From: David Hildenbrand <david@redhat.com>
To: Jens Axboe <axboe@kernel.dk>,
Andrew Dona-Couch <andrew@donacou.ch>,
Andrew Morton <akpm@linux-foundation.org>,
Drew DeVault <sir@cmpwn.com>
Cc: Ammar Faizi <ammarfaizi2@gnuweeb.org>,
linux-kernel@vger.kernel.org, linux-api@vger.kernel.org,
io_uring Mailing List <io-uring@vger.kernel.org>,
Pavel Begunkov <asml.silence@gmail.com>,
linux-mm@kvack.org
Subject: Re: [PATCH] Increase default MLOCK_LIMIT to 8 MiB
Date: Mon, 22 Nov 2021 22:56:24 +0100 [thread overview]
Message-ID: <ffa66565-d546-a2cf-1748-38b9992fd5b8@redhat.com> (raw)
In-Reply-To: <3adc55d3-f383-efa9-7319-740fc6ab5d7a@kernel.dk>
On 22.11.21 21:44, Jens Axboe wrote:
> On 11/22/21 1:08 PM, David Hildenbrand wrote:
>> On 22.11.21 20:53, Jens Axboe wrote:
>>> On 11/22/21 11:26 AM, David Hildenbrand wrote:
>>>> On 22.11.21 18:55, Andrew Dona-Couch wrote:
>>>>> Forgive me for jumping in to an already overburdened thread. But can
>>>>> someone pushing back on this clearly explain the issue with applying
>>>>> this patch?
>>>>
>>>> It will allow unprivileged users to easily and even "accidentally"
>>>> allocate more unmovable memory than it should in some environments. Such
>>>> limits exist for a reason.
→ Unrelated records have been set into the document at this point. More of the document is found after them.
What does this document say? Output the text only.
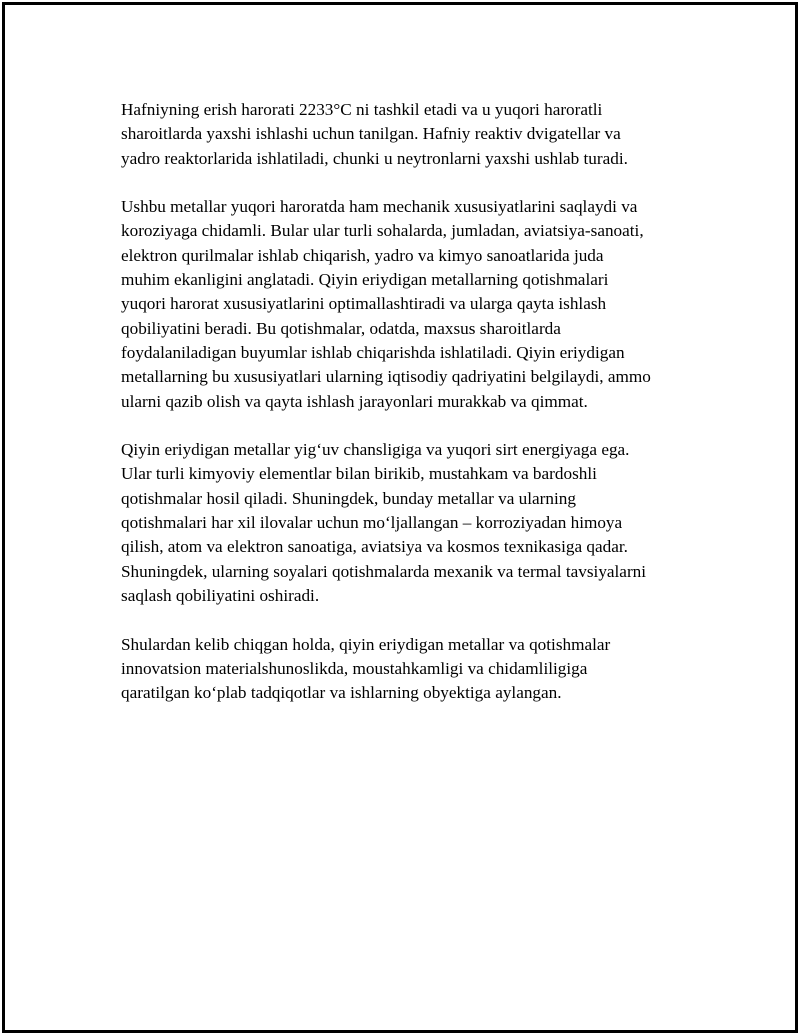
Hafniyning erish harorati 2233°C ni tashkil etadi va u yuqori haroratli
sharoitlarda yaxshi ishlashi uchun tanilgan. Hafniy reaktiv dvigatellar va
yadro reaktorlarida ishlatiladi, chunki u neytronlarni yaxshi ushlab turadi.

Ushbu metallar yuqori haroratda ham mechanik xususiyatlarini saqlaydi va
koroziyaga chidamli. Bular ular turli sohalarda, jumladan, aviatsiya-sanoati,
elektron qurilmalar ishlab chiqarish, yadro va kimyo sanoatlarida juda
muhim ekanligini anglatadi. Qiyin eriydigan metallarning qotishmalari
yuqori harorat xususiyatlarini optimallashtiradi va ularga qayta ishlash
qobiliyatini beradi. Bu qotishmalar, odatda, maxsus sharoitlarda
foydalaniladigan buyumlar ishlab chiqarishda ishlatiladi. Qiyin eriydigan
metallarning bu xususiyatlari ularning iqtisodiy qadriyatini belgilaydi, ammo
ularni qazib olish va qayta ishlash jarayonlari murakkab va qimmat.

Qiyin eriydigan metallar yig‘uv chansligiga va yuqori sirt energiyaga ega.
Ular turli kimyoviy elementlar bilan birikib, mustahkam va bardoshli
qotishmalar hosil qiladi. Shuningdek, bunday metallar va ularning
qotishmalari har xil ilovalar uchun mo‘ljallangan – korroziyadan himoya
qilish, atom va elektron sanoatiga, aviatsiya va kosmos texnikasiga qadar.
Shuningdek, ularning soyalari qotishmalarda mexanik va termal tavsiyalarni
saqlash qobiliyatini oshiradi.

Shulardan kelib chiqgan holda, qiyin eriydigan metallar va qotishmalar
innovatsion materialshunoslikda, moustahkamligi va chidamliligiga
qaratilgan ko‘plab tadqiqotlar va ishlarning obyektiga aylangan.
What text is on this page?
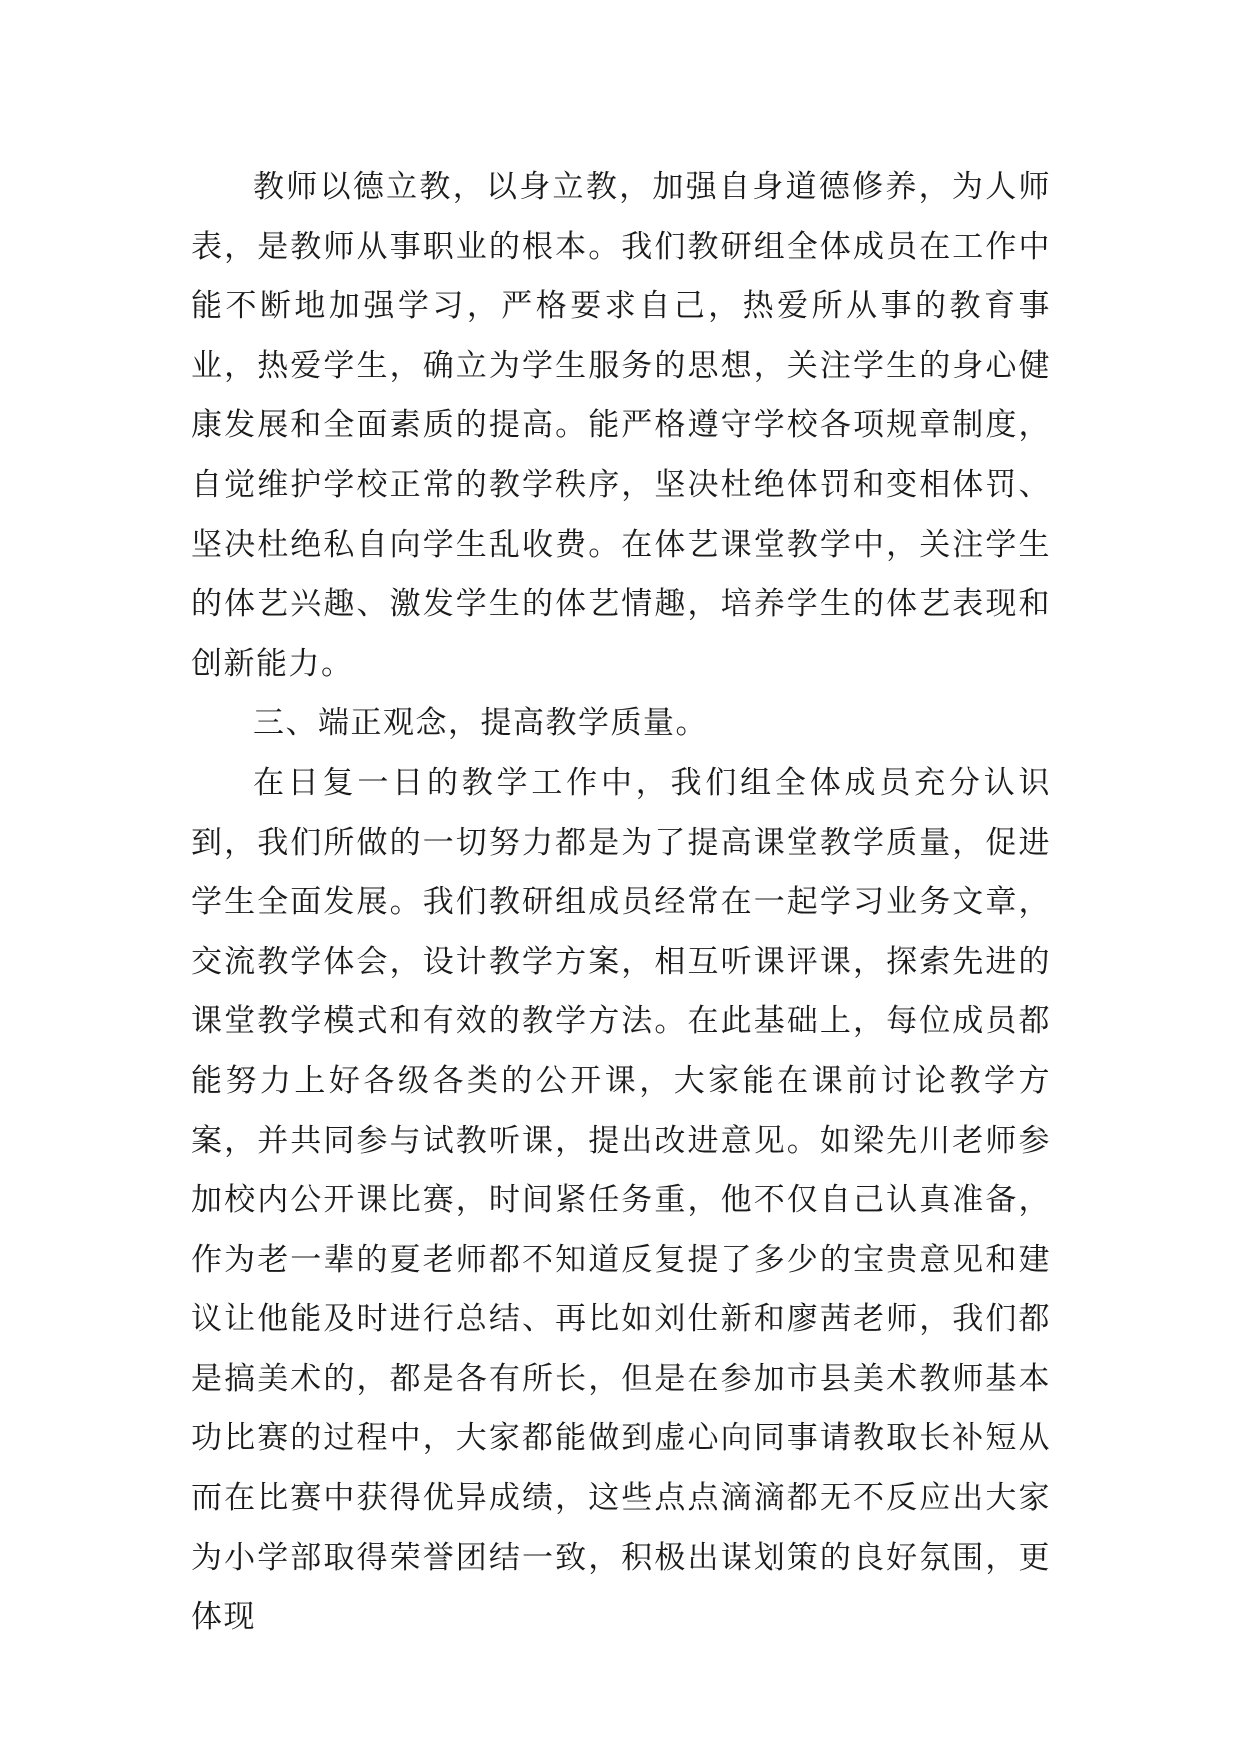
教师以德立教，以身立教，加强自身道德修养，为人师表，是教师从事职业的根本。我们教研组全体成员在工作中能不断地加强学习，严格要求自己，热爱所从事的教育事业，热爱学生，确立为学生服务的思想，关注学生的身心健康发展和全面素质的提高。能严格遵守学校各项规章制度，自觉维护学校正常的教学秩序，坚决杜绝体罚和变相体罚、坚决杜绝私自向学生乱收费。在体艺课堂教学中，关注学生的体艺兴趣、激发学生的体艺情趣，培养学生的体艺表现和创新能力。

三、端正观念，提高教学质量。

在日复一日的教学工作中，我们组全体成员充分认识到，我们所做的一切努力都是为了提高课堂教学质量，促进学生全面发展。我们教研组成员经常在一起学习业务文章，交流教学体会，设计教学方案，相互听课评课，探索先进的课堂教学模式和有效的教学方法。在此基础上，每位成员都能努力上好各级各类的公开课，大家能在课前讨论教学方案，并共同参与试教听课，提出改进意见。如梁先川老师参加校内公开课比赛，时间紧任务重，他不仅自己认真准备，作为老一辈的夏老师都不知道反复提了多少的宝贵意见和建议让他能及时进行总结、再比如刘仕新和廖茜老师，我们都是搞美术的，都是各有所长，但是在参加市县美术教师基本功比赛的过程中，大家都能做到虚心向同事请教取长补短从而在比赛中获得优异成绩，这些点点滴滴都无不反应出大家为小学部取得荣誉团结一致，积极出谋划策的良好氛围，更体现
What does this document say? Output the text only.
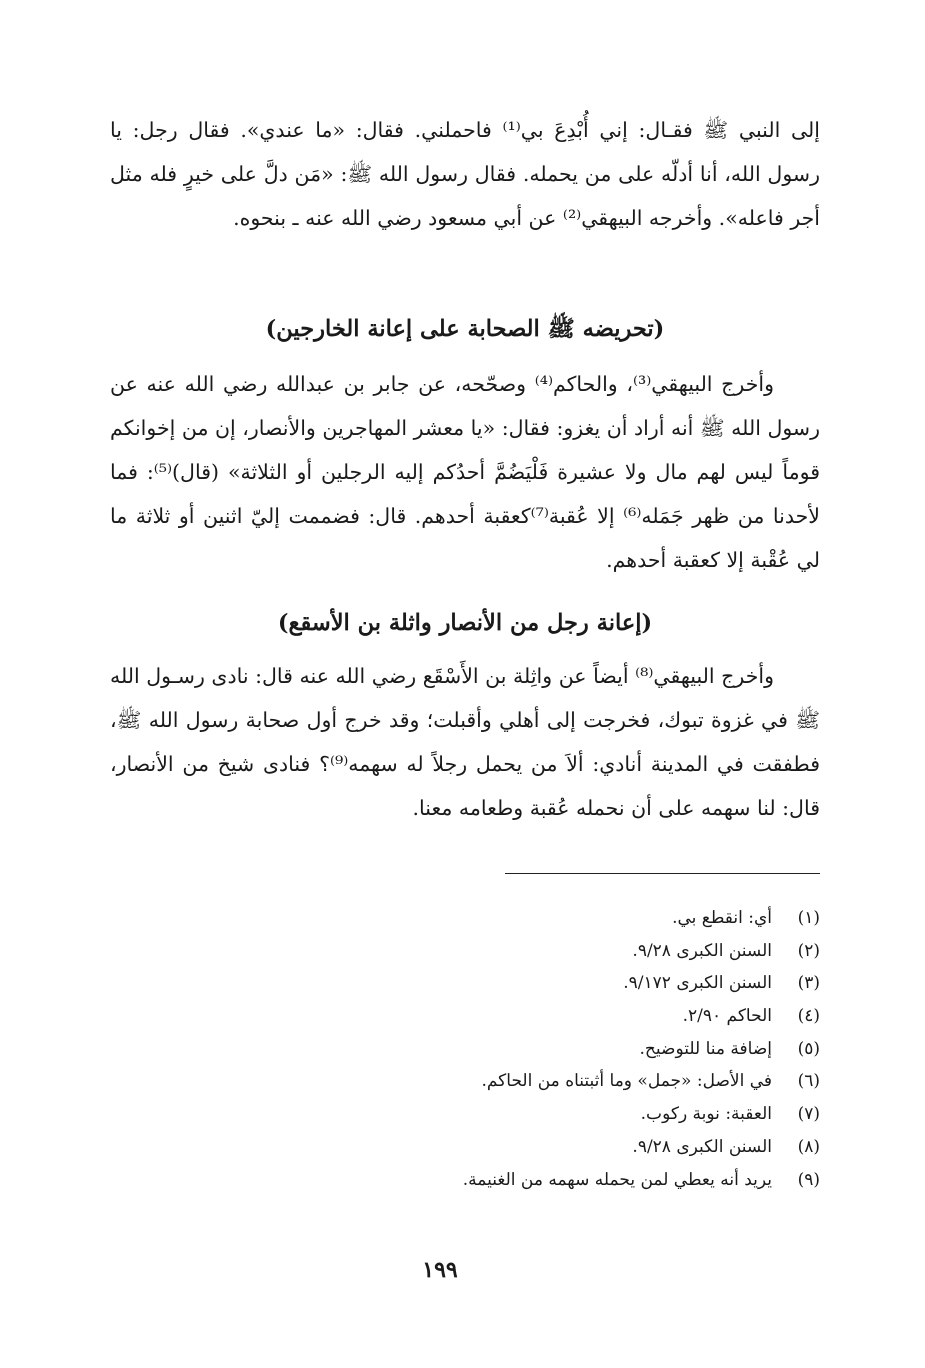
إلى النبي ﷺ فقـال: إني أُبْدِعَ بي⁽¹⁾ فاحملني. فقال: «ما عندي». فقال رجل: يا رسول الله، أنا أدلّه على من يحمله. فقال رسول الله ﷺ: «مَن دلَّ على خيرٍ فله مثل أجر فاعله». وأخرجه البيهقي⁽²⁾ عن أبي مسعود رضي الله عنه ـ بنحوه.

(تحريضه ﷺ الصحابة على إعانة الخارجين)

وأخرج البيهقي⁽³⁾، والحاكم⁽⁴⁾ وصحّحه، عن جابر بن عبدالله رضي الله عنه عن رسول الله ﷺ أنه أراد أن يغزو: فقال: «يا معشر المهاجرين والأنصار، إن من إخوانكم قوماً ليس لهم مال ولا عشيرة فَلْيَضُمَّ أحدُكم إليه الرجلين أو الثلاثة» (قال)⁽⁵⁾: فما لأحدنا من ظهر جَمَله⁽⁶⁾ إلا عُقبة⁽⁷⁾كعقبة أحدهم. قال: فضممت إليّ اثنين أو ثلاثة ما لي عُقْبة إلا كعقبة أحدهم.

(إعانة رجل من الأنصار واثلة بن الأسقع)

وأخرج البيهقي⁽⁸⁾ أيضاً عن واثِلة بن الأَسْقَع رضي الله عنه قال: نادى رسـول الله ﷺ في غزوة تبوك، فخرجت إلى أهلي وأقبلت؛ وقد خرج أول صحابة رسول الله ﷺ، فطفقت في المدينة أنادي: ألاَ من يحمل رجلاً له سهمه⁽⁹⁾؟ فنادى شيخ من الأنصار، قال: لنا سهمه على أن نحمله عُقبة وطعامه معنا.

(١)
أي: انقطع بي.
(٢)
السنن الكبرى ٩/٢٨.
(٣)
السنن الكبرى ٩/١٧٢.
(٤)
الحاكم ٢/٩٠.
(٥)
إضافة منا للتوضيح.
(٦)
في الأصل: «جمل» وما أثبتناه من الحاكم.
(٧)
العقبة: نوبة ركوب.
(٨)
السنن الكبرى ٩/٢٨.
(٩)
يريد أنه يعطي لمن يحمله سهمه من الغنيمة.
١٩٩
And there are ways for admins/distros to
>>>> tweak these limits if they know what they are doing.
>>>
>>> But that's entirely the point, the cases where this change is needed are
>>> already screwed by a distro and the user is the administrator. This is
>>> _exactly_ the case where things should just work out of the box. If
>>> you're managing farms of servers, yeah you have competent administration
>>> and you can be expected to tweak settings to get the best experience and
>>> performance, but the kernel should provide a sane default. 64K isn't a
>>> sane default.
>>
>> 0.1% of RAM isn't either.
>
> No default is perfect, byt 0.1% will solve 99% of the problem. And most
> likely solve 100% of the problems for the important case, which is where
> you want things to Just Work on your distro without doing any
> administration. If you're aiming for perfection, it doesn't exist.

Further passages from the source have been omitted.